17/11/2009 19:29 - Raízes da África
Por Arísia Barros

A história do povo negro é seqüestrada diariamente no cotidiano das salas de aula, nas páginas dos livros didáticos e em cada esquina do conhecimento pedagógico. Recentemente, uma professora afirmou em sua aula de história que o "país" África era pária do mundo, não muito contente com a abrangência do substantivo mundo, ampliou para universo. Meninos e meninas demonstraram uma má disfarçada inquietação. Não que ousassem contestar a absurda avaliação histórica da mestra, simplesmente não sabiam o significado de pária. Reinventam-se fórmulas para a perpetuação da "teoria das raças". Emudece a voz histórica e as nossas concepções eurocêntricas ganham a interpretação de história verdadeira. Vira-se a página! Outra professora transformou em lenda a história de Zumbi dos Palmares. Uma meninazinha levantou o braço e perguntou?
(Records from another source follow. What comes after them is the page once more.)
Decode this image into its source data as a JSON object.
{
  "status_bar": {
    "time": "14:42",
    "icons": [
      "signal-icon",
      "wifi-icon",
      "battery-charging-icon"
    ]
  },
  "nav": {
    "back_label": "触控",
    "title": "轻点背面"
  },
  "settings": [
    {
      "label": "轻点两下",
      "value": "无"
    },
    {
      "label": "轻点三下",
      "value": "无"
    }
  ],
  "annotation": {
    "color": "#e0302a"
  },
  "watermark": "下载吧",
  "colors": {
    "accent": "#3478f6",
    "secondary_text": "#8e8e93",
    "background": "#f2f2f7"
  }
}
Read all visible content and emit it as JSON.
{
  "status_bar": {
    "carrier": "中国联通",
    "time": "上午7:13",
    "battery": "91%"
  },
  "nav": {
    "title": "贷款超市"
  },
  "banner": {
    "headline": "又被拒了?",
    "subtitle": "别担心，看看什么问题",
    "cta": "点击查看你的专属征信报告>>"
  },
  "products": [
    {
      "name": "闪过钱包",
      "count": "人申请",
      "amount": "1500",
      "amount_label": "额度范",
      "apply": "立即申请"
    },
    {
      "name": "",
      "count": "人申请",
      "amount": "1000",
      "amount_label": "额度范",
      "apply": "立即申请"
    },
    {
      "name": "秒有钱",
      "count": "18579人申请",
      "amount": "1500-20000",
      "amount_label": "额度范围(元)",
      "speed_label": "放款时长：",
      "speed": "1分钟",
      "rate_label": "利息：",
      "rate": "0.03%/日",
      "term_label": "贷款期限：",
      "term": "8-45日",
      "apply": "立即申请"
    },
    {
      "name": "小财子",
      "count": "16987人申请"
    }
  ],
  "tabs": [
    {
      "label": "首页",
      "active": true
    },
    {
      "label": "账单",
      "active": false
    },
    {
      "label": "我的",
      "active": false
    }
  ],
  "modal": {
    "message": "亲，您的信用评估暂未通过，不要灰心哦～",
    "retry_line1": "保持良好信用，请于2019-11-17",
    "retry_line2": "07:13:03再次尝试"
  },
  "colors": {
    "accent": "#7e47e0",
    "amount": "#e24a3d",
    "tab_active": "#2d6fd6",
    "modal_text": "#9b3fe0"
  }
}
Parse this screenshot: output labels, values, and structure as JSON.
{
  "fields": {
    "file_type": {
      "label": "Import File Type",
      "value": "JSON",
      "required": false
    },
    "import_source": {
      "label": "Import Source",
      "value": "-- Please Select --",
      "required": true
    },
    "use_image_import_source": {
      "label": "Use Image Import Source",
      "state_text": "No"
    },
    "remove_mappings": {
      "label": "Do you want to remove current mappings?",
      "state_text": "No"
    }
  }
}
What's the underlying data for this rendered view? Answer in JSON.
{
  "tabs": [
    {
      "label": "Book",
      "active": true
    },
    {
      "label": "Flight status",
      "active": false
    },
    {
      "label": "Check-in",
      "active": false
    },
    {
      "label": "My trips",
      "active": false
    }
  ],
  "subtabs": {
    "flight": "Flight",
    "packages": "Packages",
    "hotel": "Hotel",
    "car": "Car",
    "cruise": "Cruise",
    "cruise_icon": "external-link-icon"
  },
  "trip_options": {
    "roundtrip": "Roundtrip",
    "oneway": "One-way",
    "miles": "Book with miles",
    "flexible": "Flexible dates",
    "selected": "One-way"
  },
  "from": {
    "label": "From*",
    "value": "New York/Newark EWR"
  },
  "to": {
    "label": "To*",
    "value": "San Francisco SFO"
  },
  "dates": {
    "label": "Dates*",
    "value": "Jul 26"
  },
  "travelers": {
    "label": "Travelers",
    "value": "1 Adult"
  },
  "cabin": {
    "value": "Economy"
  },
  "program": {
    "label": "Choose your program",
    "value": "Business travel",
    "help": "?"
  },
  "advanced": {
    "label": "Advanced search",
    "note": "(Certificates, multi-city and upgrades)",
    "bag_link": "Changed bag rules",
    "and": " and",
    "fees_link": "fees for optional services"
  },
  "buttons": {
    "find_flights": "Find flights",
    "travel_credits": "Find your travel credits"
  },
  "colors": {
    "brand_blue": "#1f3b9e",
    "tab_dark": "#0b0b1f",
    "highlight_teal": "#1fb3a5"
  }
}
Tia, Zumbi não existiu? E a mestra enfática: não foi bem isso que quis dizer; mas disse, afetando de modo decisivo a percepção de crianças, ainda pequenas sobre Zumbi, o Rei de Palmares! É a pedagogia caduca na busca dos semelhantes e da exclusão dos "diferentes", ganhando sobrevida nas salas de aula, criando espaços estéreis feito páginas em branco, onde tudo pode ser imaginado, segundo a preferência do freguês/freguesa. É nossa ignorância histórica limitando as muitas possibilidades para que meninos e meninas, mesmo não tendo uma linguagem comum, estabeleçam espaços de partilha ética e respeito ao outro/outra. É o racismo nosso de todo dia que põe a burca e europeíza nosso olhar. O mito da miscigenação brasileira serve de pano de fundo para mascarar, normatizar e internalizar o racismo cotidiano. Qual a escola brasileira que se atreve a dizer que a Princesa Isabel foi uma lenda? Explosão de contradições! É a busca dos valores do colonizador radicalizando a linguagem da escola, a estruturação das diretrizes do currículo escolar data do império, impondo um processo de acomodação secular- a eurocentricidade que cala a voz/cultura/expressões negras de milhares de meninos , meninas e jovens negras, brancas,indígenas.
Educação é movimento. É a construção de pontes mais transitáveis para a promoção do discurso do respeito às diferenças e a construção singular do sentido de grupo. Educar é contar histórias, escutar atentamente as diferentes construções históricas identitárias, abrindo o leque para que todas as vozes oriundas das muitas culturas sejam ouvidas. Quando a educação fala linguagens diversas, as respostas surgem. A tia Eunice pede à sua turma a leitura do livro "O Sítio do Pica pau Amarelo". Após a leitura, o menino do alto dos seus dez anos de loquacidade e sabedoria, expõe ponto de vista abalizado: Tia, o Sítio do Pica-pau é igual à história do Brasil? E a tia engessada na interpretação usual do livro centenário, inquire: que idéia é essa, menino? E ele já transpondo suas pontes: No Sítio tia, como na História do Brasil, todos os negros são escravos! Xeque mate para quem aos 10 anos já percebe que estereótipos criados e consolidados da subalternidade do povo negro são naturalizados e aceitos nas muitas literaturas brasileiras.